Treatment: Eye Drops and Beyond
All current glaucoma treatment centers on one goal: lowering eye pressure. It’s the only modifiable factor proven to slow or halt nerve damage, even in normal-tension cases. Treatment can’t restore lost vision, but it can preserve what remains.
Most people start with prescription eye drops. The main categories work in two ways. Some reduce the amount of fluid your eye produces: beta-blockers, carbonic anhydrase inhibitors, and alpha agonists all fall into this group. Others increase fluid drainage through alternative outflow pathways, primarily prostaglandin analogs, which are the most commonly prescribed first-line drops. Many people end up using a combination. The drops are typically used once or twice daily, and consistency matters because skipping doses lets pressure climb back up.
When drops aren’t enough or aren’t tolerated well, laser treatment is often the next step. Selective laser trabeculoplasty (SLT) targets the drainage mesh with brief pulses of light to improve fluid outflow. It’s a quick, low-risk office procedure effective for mild to moderate open-angle glaucoma. In a three-year follow-up study, SLT kept eye pressure at or below 21 mmHg in over 93% of patients (though most still needed some medication). Some doctors now offer SLT as a first-line treatment before drops.
Minimally invasive glaucoma surgery (MIGS) involves implanting tiny devices or creating micro-openings in the drainage system, often during cataract surgery. These procedures carry less risk than traditional surgery but produce moderate pressure reductions, making them best suited for mild to moderate disease. For advanced or rapidly progressing glaucoma, traditional filtering surgery (trabeculectomy) creates a new drainage pathway and can achieve lower pressures, though it carries higher risks of complications.
Recommended Screening Schedule
The American Academy of Ophthalmology recommends that all adults without risk factors get a baseline comprehensive eye exam at age 40. After that, the schedule tightens with age: every two to four years from ages 40 to 54, every one to three years from 55 to 64, and every one to two years after 65.

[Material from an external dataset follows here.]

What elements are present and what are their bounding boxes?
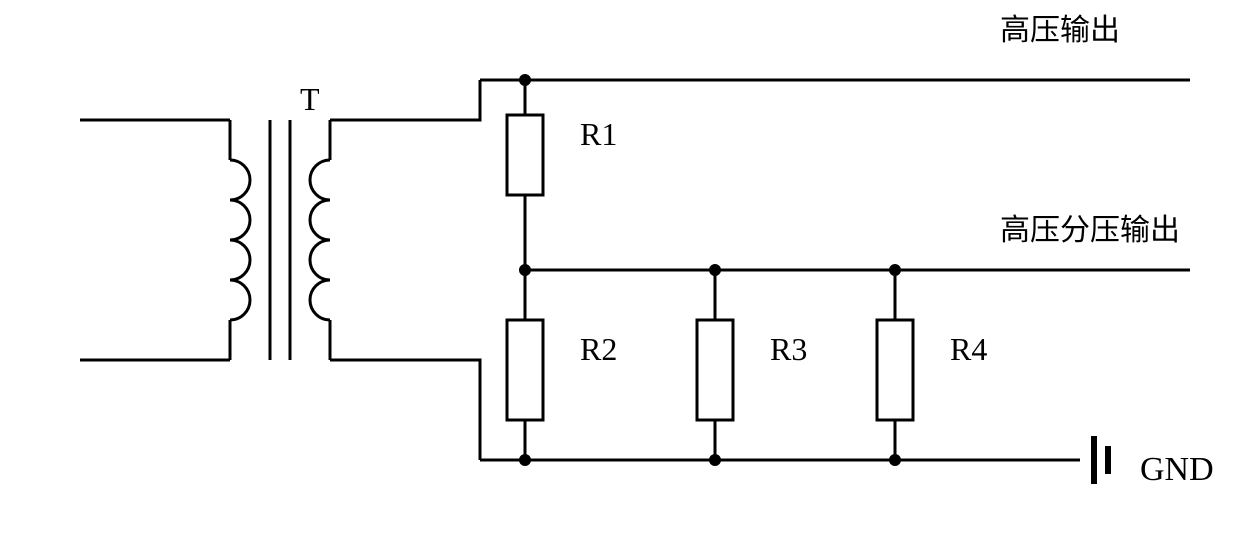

If you’re in a higher-risk group, the timeline accelerates. African Americans should begin comprehensive exams by age 35, or sooner if they have diabetes. People with a family history of glaucoma, diabetes, high blood pressure, or severe nearsightedness should discuss earlier and more frequent screening with their eye doctor. Because glaucoma damage is irreversible and symptoms arrive late, these exams are the single most effective way to catch the disease while there’s still vision to protect.